Main patient inclusion criteria are as follows: age ≥ 18 years; first, second or third recurrence of a histologically confirmed IDH1R132H-positive 1p/19q-codeleted oligodendroglioma, CNS WHO grade 2 or 3, or astrocytoma, CNS WHO grade 2, 3 or 4, progressive after radiotherapy and alkylating chemotherapy eligible for complete or partial re-resection and the re-resection must be postponable for seven weeks; availability of FFPE tissue from previous resection (biopsy sufficient); patients have received radiotherapy (54–60 Gy) and alkylating chemotherapy; patients are at least three months off radiotherapy; patients should not require > 2 mg/day dexamethasone (or equivalent), and patients´ KPI must be ≥ 70.

Contacts

Sponsor: German Cancer Research Center, Im Neuenheimer Feld 280, 69120 Heidelberg.

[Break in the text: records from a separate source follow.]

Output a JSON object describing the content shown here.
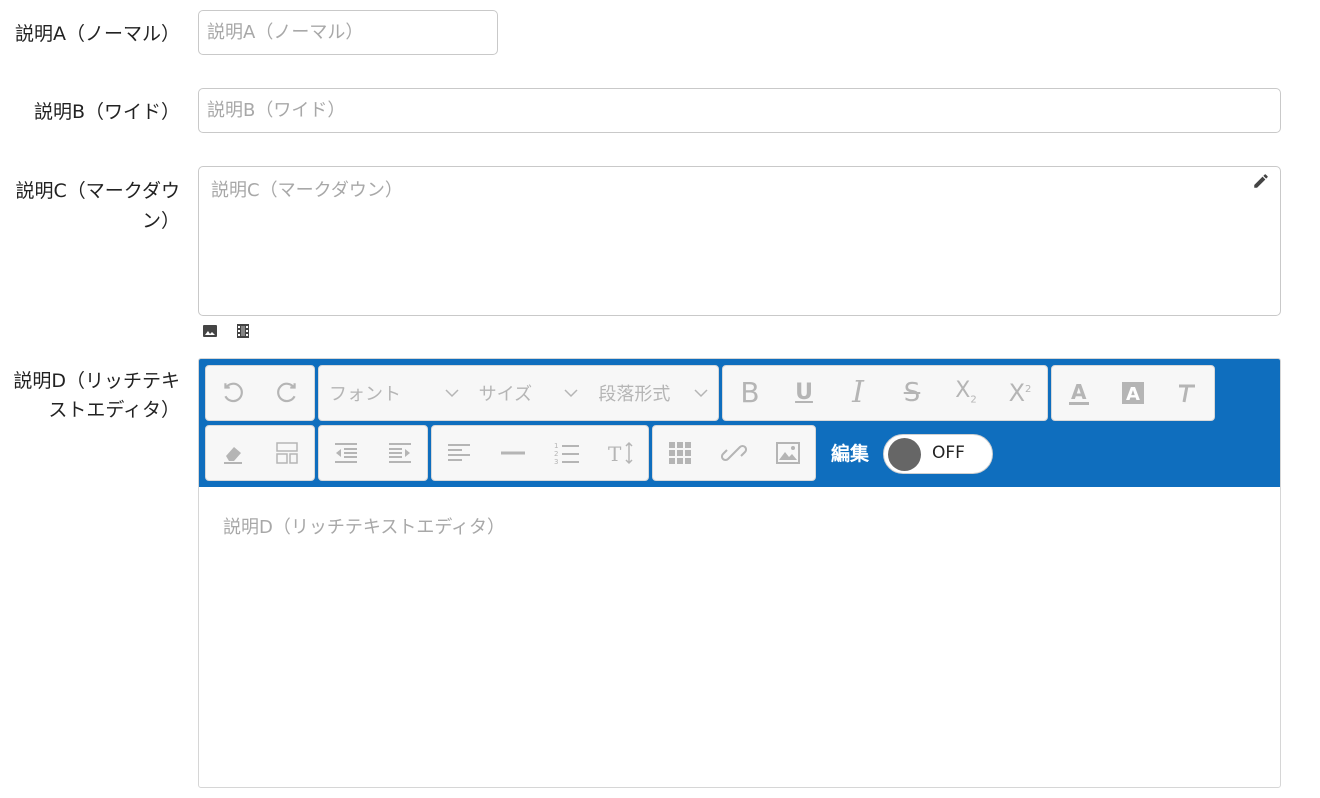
{
  "fields": {
    "a": {
      "label": "説明A（ノーマル）",
      "placeholder": "説明A（ノーマル）",
      "value": ""
    },
    "b": {
      "label": "説明B（ワイド）",
      "placeholder": "説明B（ワイド）",
      "value": ""
    },
    "c": {
      "label": "説明C（マークダウン）",
      "placeholder": "説明C（マークダウン）",
      "value": "",
      "icons": [
        "pencil-icon",
        "image-icon",
        "video-icon"
      ]
    },
    "d": {
      "label": "説明D（リッチテキストエディタ）",
      "placeholder": "説明D（リッチテキストエディタ）"
    }
  },
  "toolbar": {
    "font_label": "フォント",
    "size_label": "サイズ",
    "paragraph_label": "段落形式",
    "edit_label": "編集",
    "toggle_state": "OFF",
    "toolbar_color": "#0f6ebe",
    "icons_row1": [
      "undo-icon",
      "redo-icon",
      "bold-icon",
      "underline-icon",
      "italic-icon",
      "strikethrough-icon",
      "subscript-icon",
      "superscript-icon",
      "font-color-icon",
      "background-color-icon",
      "clear-format-icon"
    ],
    "icons_row2": [
      "eraser-icon",
      "template-icon",
      "outdent-icon",
      "indent-icon",
      "align-icon",
      "horizontal-rule-icon",
      "ordered-list-icon",
      "line-height-icon",
      "table-icon",
      "link-icon",
      "image-icon"
    ]
  }
}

Investigators: Michael Platten, Neurology Clinic, Medical Faculty Mannheim, University Heidelberg; Wolfgang Wick, Neurology Clinic, Medical Faculty Heidelberg, University Heidelberg; Joachim Steinbach, Dr. Senckenberg Institute of Neurooncology, Frankfurt, Germany.

Perspective

IDH mutations are disease-defining mutations in oligodendrogliomas and astrocytomas. Most frequently, they result in the generation of a mutant protein with a neomorphic enzymatic activity, namely excessive R-2-HG production. Oncogenic R-2-HG accumulation has been the scientific rationale to develop specific inhibitors of mutant IDH, which are capable of suppressing tumor growth in preclinical cancer models and early clinical trials. In addition, IDH1R132H harbors a tumor-specific neoepitope with high uniformity and penetrance, that is expressed in all tumor cells, and typically preserved in recurrent tumors. IDH1-vac safely targets IDH1R132H in newly diagnosed astrocytomas with transient or sustained immune responses in 93.3% of treated patients [12]. The successor trial, AMPLIFY-NEOVAC, specifically aims at demonstrating safety of enhanced peripheral IDH1-vac-induced T cell responses by combined therapy with AVE and investigating intra-glioma abundance and phenotypes of IDH1-vac- and AVE-induced T cells in exploratory post-treatment tissue analyses. Moreover, in the framework of the Collaborative Research Center 1389 (https://www.unite-glioblastoma.de), it will comprehensively assess intratumoral, microbiome-associated, proteomic and peripheral cellular determinants of response and resistance to peptide vaccine and/or ICI in patients with IDH1-mutated gliomas in an unprecedented manner. To our knowledge, this is the first ICI clinical trial in patients with IDH1R132H-positive gliomas which applies ICI in a neoadjuvant setting. While closely monitoring safety, the window-of-opportunity design allows for systematic molecular and immunological analysis of post-treatment tumor tissue with a comprehensive predefined standardized profiling in great and unprecedented detail. At the same time, neoadjuvant immunotherapy in this trial may be more effective, as suggested by trials using neoadjuvant ICI in recurrent glioblastoma [3].